The cradle must be placed on an inclination while being worked, and under the influence of the continued side-to-side rocking the dirt is quickly disintegrated, passes through the riddle and falls on the apron. From the apron it is conveyed to the inner end of the cradle floor, from which it flows over the riffles, or bars, and out at the mouth. The difference in level of the floor is generally about 2½ inches, but this may be varied according to the nature of the dirt treated. Large stones in the riddle or hopper must be thrown out, but smaller ones assist in breaking up the lumps of dirt. Every little while the pebbles are turned out and looked over for nuggets. Clean-ups are necessary two or three times a day.
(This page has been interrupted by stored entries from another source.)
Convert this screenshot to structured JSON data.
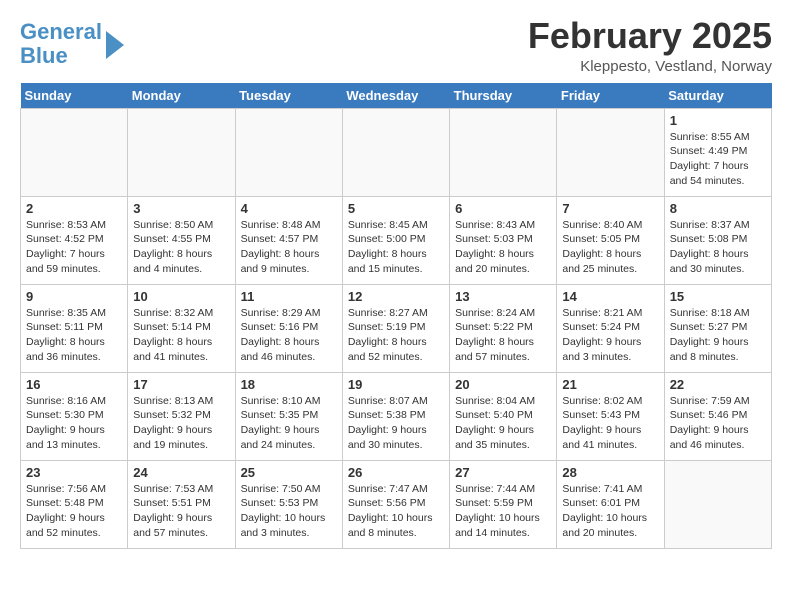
{
  "logo": {
    "line1": "General",
    "line2": "Blue"
  },
  "title": "February 2025",
  "subtitle": "Kleppesto, Vestland, Norway",
  "days_of_week": [
    "Sunday",
    "Monday",
    "Tuesday",
    "Wednesday",
    "Thursday",
    "Friday",
    "Saturday"
  ],
  "weeks": [
    [
      {
        "day": "",
        "info": ""
      },
      {
        "day": "",
        "info": ""
      },
      {
        "day": "",
        "info": ""
      },
      {
        "day": "",
        "info": ""
      },
      {
        "day": "",
        "info": ""
      },
      {
        "day": "",
        "info": ""
      },
      {
        "day": "1",
        "info": "Sunrise: 8:55 AM\nSunset: 4:49 PM\nDaylight: 7 hours\nand 54 minutes."
      }
    ],
    [
      {
        "day": "2",
        "info": "Sunrise: 8:53 AM\nSunset: 4:52 PM\nDaylight: 7 hours\nand 59 minutes."
      },
      {
        "day": "3",
        "info": "Sunrise: 8:50 AM\nSunset: 4:55 PM\nDaylight: 8 hours\nand 4 minutes."
      },
      {
        "day": "4",
        "info": "Sunrise: 8:48 AM\nSunset: 4:57 PM\nDaylight: 8 hours\nand 9 minutes."
      },
      {
        "day": "5",
        "info": "Sunrise: 8:45 AM\nSunset: 5:00 PM\nDaylight: 8 hours\nand 15 minutes."
      },
      {
        "day": "6",
        "info": "Sunrise: 8:43 AM\nSunset: 5:03 PM\nDaylight: 8 hours\nand 20 minutes."
      },
      {
        "day": "7",
        "info": "Sunrise: 8:40 AM\nSunset: 5:05 PM\nDaylight: 8 hours\nand 25 minutes."
      },
      {
        "day": "8",
        "info": "Sunrise: 8:37 AM\nSunset: 5:08 PM\nDaylight: 8 hours\nand 30 minutes."
      }
    ],
    [
      {
        "day": "9",
        "info": "Sunrise: 8:35 AM\nSunset: 5:11 PM\nDaylight: 8 hours\nand 36 minutes."
      },
      {
        "day": "10",
        "info": "Sunrise: 8:32 AM\nSunset: 5:14 PM\nDaylight: 8 hours\nand 41 minutes."
      },
      {
        "day": "11",
        "info": "Sunrise: 8:29 AM\nSunset: 5:16 PM\nDaylight: 8 hours\nand 46 minutes."
      },
      {
        "day": "12",
        "info": "Sunrise: 8:27 AM\nSunset: 5:19 PM\nDaylight: 8 hours\nand 52 minutes."
      },
      {
        "day": "13",
        "info": "Sunrise: 8:24 AM\nSunset: 5:22 PM\nDaylight: 8 hours\nand 57 minutes."
      },
      {
        "day": "14",
        "info": "Sunrise: 8:21 AM\nSunset: 5:24 PM\nDaylight: 9 hours\nand 3 minutes."
      },
      {
        "day": "15",
        "info": "Sunrise: 8:18 AM\nSunset: 5:27 PM\nDaylight: 9 hours\nand 8 minutes."
      }
    ],
    [
      {
        "day": "16",
        "info": "Sunrise: 8:16 AM\nSunset: 5:30 PM\nDaylight: 9 hours\nand 13 minutes."
      },
      {
        "day": "17",
        "info": "Sunrise: 8:13 AM\nSunset: 5:32 PM\nDaylight: 9 hours\nand 19 minutes."
      },
      {
        "day": "18",
        "info": "Sunrise: 8:10 AM\nSunset: 5:35 PM\nDaylight: 9 hours\nand 24 minutes."
      },
      {
        "day": "19",
        "info": "Sunrise: 8:07 AM\nSunset: 5:38 PM\nDaylight: 9 hours\nand 30 minutes."
      },
      {
        "day": "20",
        "info": "Sunrise: 8:04 AM\nSunset: 5:40 PM\nDaylight: 9 hours\nand 35 minutes."
      },
      {
        "day": "21",
        "info": "Sunrise: 8:02 AM\nSunset: 5:43 PM\nDaylight: 9 hours\nand 41 minutes."
      },
      {
        "day": "22",
        "info": "Sunrise: 7:59 AM\nSunset: 5:46 PM\nDaylight: 9 hours\nand 46 minutes."
      }
    ],
    [
      {
        "day": "23",
        "info": "Sunrise: 7:56 AM\nSunset: 5:48 PM\nDaylight: 9 hours\nand 52 minutes."
      },
      {
        "day": "24",
        "info": "Sunrise: 7:53 AM\nSunset: 5:51 PM\nDaylight: 9 hours\nand 57 minutes."
      },
      {
        "day": "25",
        "info": "Sunrise: 7:50 AM\nSunset: 5:53 PM\nDaylight: 10 hours\nand 3 minutes."
      },
      {
        "day": "26",
        "info": "Sunrise: 7:47 AM\nSunset: 5:56 PM\nDaylight: 10 hours\nand 8 minutes."
      },
      {
        "day": "27",
        "info": "Sunrise: 7:44 AM\nSunset: 5:59 PM\nDaylight: 10 hours\nand 14 minutes."
      },
      {
        "day": "28",
        "info": "Sunrise: 7:41 AM\nSunset: 6:01 PM\nDaylight: 10 hours\nand 20 minutes."
      },
      {
        "day": "",
        "info": ""
      }
    ]
  ]
}
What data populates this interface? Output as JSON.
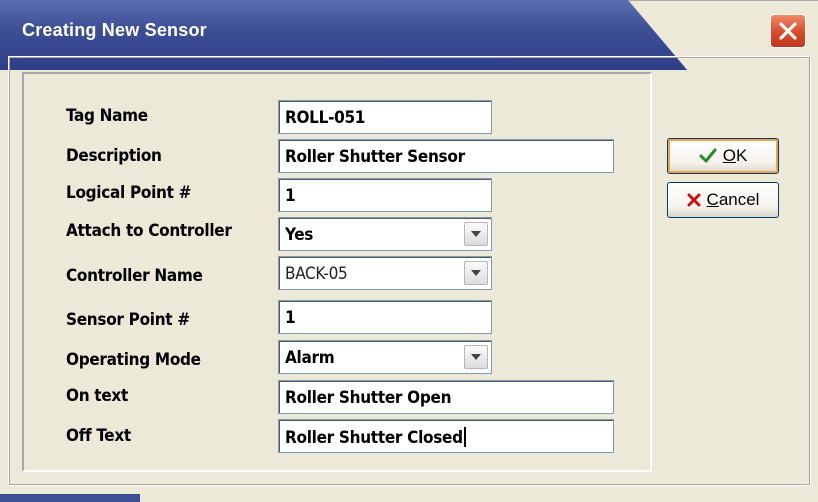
{
  "window": {
    "title": "Creating New Sensor"
  },
  "form": {
    "tag_name": {
      "label": "Tag Name",
      "value": "ROLL-051"
    },
    "description": {
      "label": "Description",
      "value": "Roller Shutter Sensor"
    },
    "logical_point": {
      "label": "Logical Point #",
      "value": "1"
    },
    "attach_to_controller": {
      "label": "Attach to Controller",
      "value": "Yes"
    },
    "controller_name": {
      "label": "Controller Name",
      "value": "BACK-05"
    },
    "sensor_point": {
      "label": "Sensor Point #",
      "value": "1"
    },
    "operating_mode": {
      "label": "Operating Mode",
      "value": "Alarm"
    },
    "on_text": {
      "label": "On text",
      "value": "Roller Shutter Open"
    },
    "off_text": {
      "label": "Off Text",
      "value": "Roller Shutter Closed"
    }
  },
  "buttons": {
    "ok": {
      "mnemonic": "O",
      "rest": "K",
      "icon": "check-icon"
    },
    "cancel": {
      "mnemonic": "C",
      "rest": "ancel",
      "icon": "x-icon"
    }
  },
  "colors": {
    "title_bar": "#2f3e87",
    "close_button": "#d9482a",
    "ok_check": "#2a8a2a",
    "cancel_x": "#cc1111"
  }
}
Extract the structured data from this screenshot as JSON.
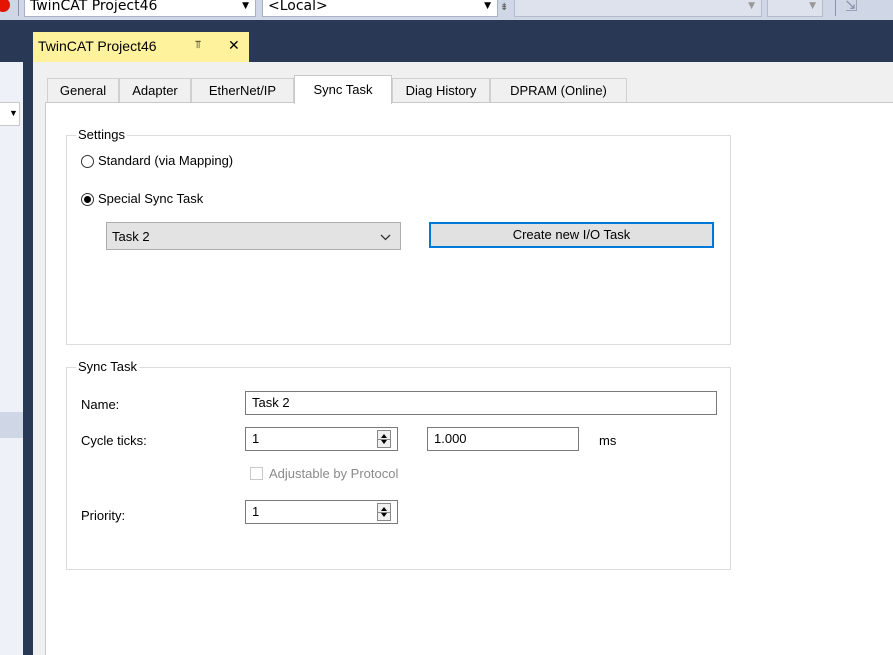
{
  "toolbar": {
    "solution_combo": "TwinCAT Project46",
    "target_combo": "<Local>"
  },
  "document_tab": {
    "title": "TwinCAT Project46",
    "pin_glyph": "⫪",
    "close_glyph": "✕"
  },
  "property_tabs": [
    {
      "label": "General"
    },
    {
      "label": "Adapter"
    },
    {
      "label": "EtherNet/IP"
    },
    {
      "label": "Sync Task",
      "active": true
    },
    {
      "label": "Diag History"
    },
    {
      "label": "DPRAM (Online)"
    }
  ],
  "settings": {
    "legend": "Settings",
    "option_standard": "Standard (via Mapping)",
    "option_special": "Special Sync Task",
    "selected": "special",
    "task_select_value": "Task 2",
    "create_button": "Create new I/O Task"
  },
  "sync_task": {
    "legend": "Sync Task",
    "name_label": "Name:",
    "name_value": "Task 2",
    "cycle_label": "Cycle ticks:",
    "cycle_value": "1",
    "cycle_ms_value": "1.000",
    "ms_unit": "ms",
    "adjustable_label": "Adjustable by Protocol",
    "adjustable_checked": false,
    "priority_label": "Priority:",
    "priority_value": "1"
  },
  "colors": {
    "ide_frame": "#293955",
    "doc_tab_active": "#fff29d",
    "button_border": "#0078d7"
  }
}
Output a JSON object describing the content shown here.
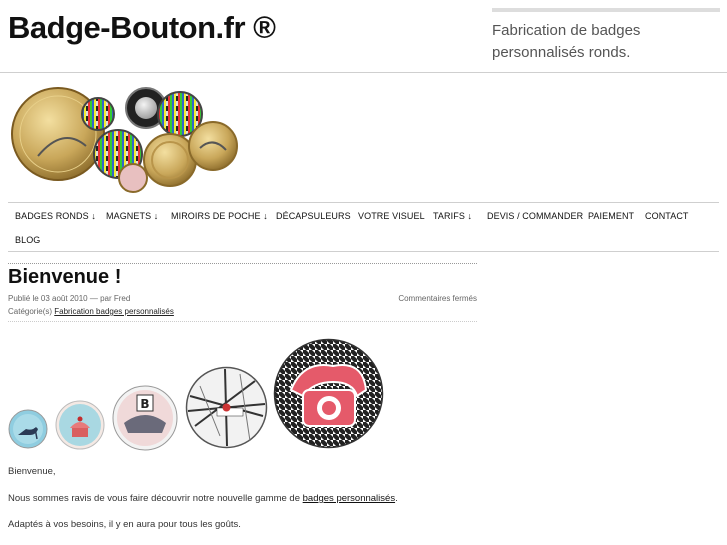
{
  "header": {
    "site_title": "Badge-Bouton.fr ®",
    "tagline": "Fabrication de badges personnalisés ronds."
  },
  "nav": {
    "items": [
      {
        "label": "BADGES RONDS ↓"
      },
      {
        "label": "MAGNETS ↓"
      },
      {
        "label": "MIROIRS DE POCHE ↓"
      },
      {
        "label": "DÉCAPSULEURS"
      },
      {
        "label": "VOTRE VISUEL"
      },
      {
        "label": "TARIFS ↓"
      },
      {
        "label": "DEVIS / COMMANDER"
      },
      {
        "label": "PAIEMENT"
      },
      {
        "label": "CONTACT"
      },
      {
        "label": "BLOG"
      }
    ]
  },
  "post": {
    "title": "Bienvenue !",
    "meta": "Publié le 03 août 2010 — par Fred",
    "comments": "Commentaires fermés",
    "category_prefix": "Catégorie(s)",
    "category_link": "Fabrication badges personnalisés",
    "greeting": "Bienvenue,",
    "para1_prefix": "Nous sommes ravis de vous faire découvrir notre nouvelle gamme de",
    "para1_link": "badges personnalisés",
    "para1_suffix": ".",
    "para2": "Adaptés à vos besoins, il y en aura pour tous les goûts."
  },
  "icons": {
    "hero": "badge-collection-image",
    "badges": [
      "shoe-badge",
      "cupcake-badge",
      "letter-b-badge",
      "bastille-map-badge",
      "telephone-badge"
    ]
  }
}
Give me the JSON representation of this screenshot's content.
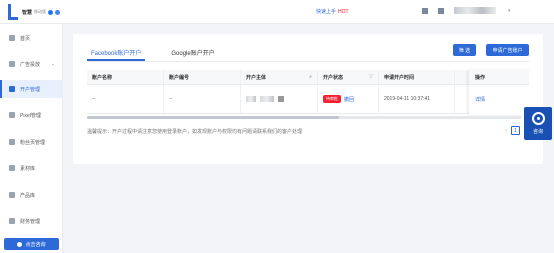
{
  "topbar": {
    "brand": "智慧",
    "brand_sub": "移动版",
    "promo_text": "快速上手",
    "promo_badge": "HOT",
    "colors": {
      "accent": "#2d6ad8",
      "hot": "#f5222d"
    }
  },
  "sidebar": {
    "items": [
      {
        "label": "首页",
        "icon": "home-icon"
      },
      {
        "label": "广告投放",
        "icon": "target-icon"
      },
      {
        "label": "开户管理",
        "icon": "account-icon",
        "active": true
      },
      {
        "label": "Pixel管理",
        "icon": "pixel-icon"
      },
      {
        "label": "粉丝页管理",
        "icon": "heart-icon"
      },
      {
        "label": "素材库",
        "icon": "image-icon"
      },
      {
        "label": "产品库",
        "icon": "product-icon"
      },
      {
        "label": "财务管理",
        "icon": "finance-icon"
      }
    ],
    "consult_label": "点击咨询"
  },
  "main": {
    "tabs": [
      {
        "label": "Facebook账户开户",
        "active": true
      },
      {
        "label": "Google账户开户",
        "active": false
      }
    ],
    "filter_button": "筛 选",
    "apply_button": "申请广告账户",
    "table": {
      "headers": [
        "账户名称",
        "账户编号",
        "开户主体",
        "开户状态",
        "申请开户时间",
        "操作"
      ],
      "rows": [
        {
          "name": "--",
          "id": "--",
          "entity": "",
          "status_badge": "待审批",
          "status_link": "撤回",
          "time": "2019-04-11 10:37:41",
          "action": "详情"
        }
      ]
    },
    "tip": "温馨提示：开户过程中请注意您使用登录账户，如发现账户与权限均有问题请联系我们的客户处理",
    "pagination": {
      "current": "1"
    }
  },
  "float_help": {
    "label": "咨询"
  }
}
The hopper is taken off first, then the apron is slid out, and washed in a bucket or tub containing clean water, and finally the gold and amalgam are collected in an iron spoon from behind the riffle bars, and panned out. Gravel requires at least three times its own weight of water to wash it. The most convenient way is to lead the water from a stream through a pipe discharging directly over the hopper, but this is, of course, impracticable in some places. More often the water is led to a little pit on the right hand side of the operator, from which he ladles it up as required. One man can wash from one to three cubic yards daily according to the character of the dirt, but every time he stops the machine to feed it with gravel or to empty the riddle, the sand will pack, and must be removed before washing can go on. Two men can wash nearly three times as much dirt in a day as one man. But in any case, the rocker is only a primitive machine, having a capacity but one-fifth as great as that of the Long Tom, and but one-tenth that of a very poor sluice, but as it is cheap, requires but little water, and saves a high percentage of coarse gold, the rocker will continue to be used in many districts.
The Long Tom was invented many years ago by Georgia miners.
LONG TOM.
It is a trough 12 feet by 15 to 20 inches at the upper end, and 30 inches at the lower, and 8 inches deep. The grade is usually 1 in 12. A sheet iron plate forms the lower end of the trough. These figures refer to the upper trough. The lower or riffle-box is 12 feet long by 3 feet wide, with a fall equal to that of the trough and a sufficient depth to keep the material and water from spilling over the sides. It should have four riffles. For this means of saving the gold, to work satisfactorily, the metal must be coarse and the water plentiful.
SLUICE BOXES.
Every sluice is an inclined channel through which flows a stream of water, carrying away all the lighter matter thrown into it, and separating it from the heavy. When the operations would not be permanent enough, or sometimes for other reasons, a ground sluice is preferred to the ordinary box sluice made of boards. Ground sluicing requires, however, six times as much water as does a box sluice to do the same amount of work. It is simply a gutter in the bed rock, and if the bottom is hard and uneven its inequalities will arrest the gold; if not, a number of boulders too heavy to be moved by the stream are put into the sluice to act as riffles. No mercury is used. The water is turned off and the collected coarse gold washed in the pan.
Sluice boxes may be any length, from 30 to 5,000 feet. They vary in width from 1 to 5 feet, though generally 16 or 18 inches. The grade is proportioned to the fineness of the gold, varying from 8 inches to 2 feet to the 12-foot box or length. The bottom should be of 1½ inch plank, and the sides of 1-inch boards. The boxes are made 4 inches wider at the upper end than at the lower, so as to telescope.
The best method found yet for arresting fine gold is the copper plate amalgamated with mercury on its face. These plates are never used at the head of a sluice or other situation where there is much coarse gold, as they would be superfluous in such a situation, but are placed some distance down the sluice and are most efficacious in arresting the "flour," or excessively fine gold. Plates are always of copper above 1/16 inch thick, and may be 6 feet or more long, and of a width suited to the capacity of the sluice. When treated with quicksilver, they become as brittle as glass, and must be handled with care. The copper plate is first washed with a weak solution of nitric acid, and then mercury that has been treated with a weak nitric acid solution is rubbed on the plate. As this surface of quicksilver wears off, it may be replaced by a little fresh mercury. Any green slime on a plate is an evidence of copper salts in the water. It must be scraped off and the spot rubbed with fresh quicksilver. Gold attracts gold, therefore the plates should not be cleaned up too often.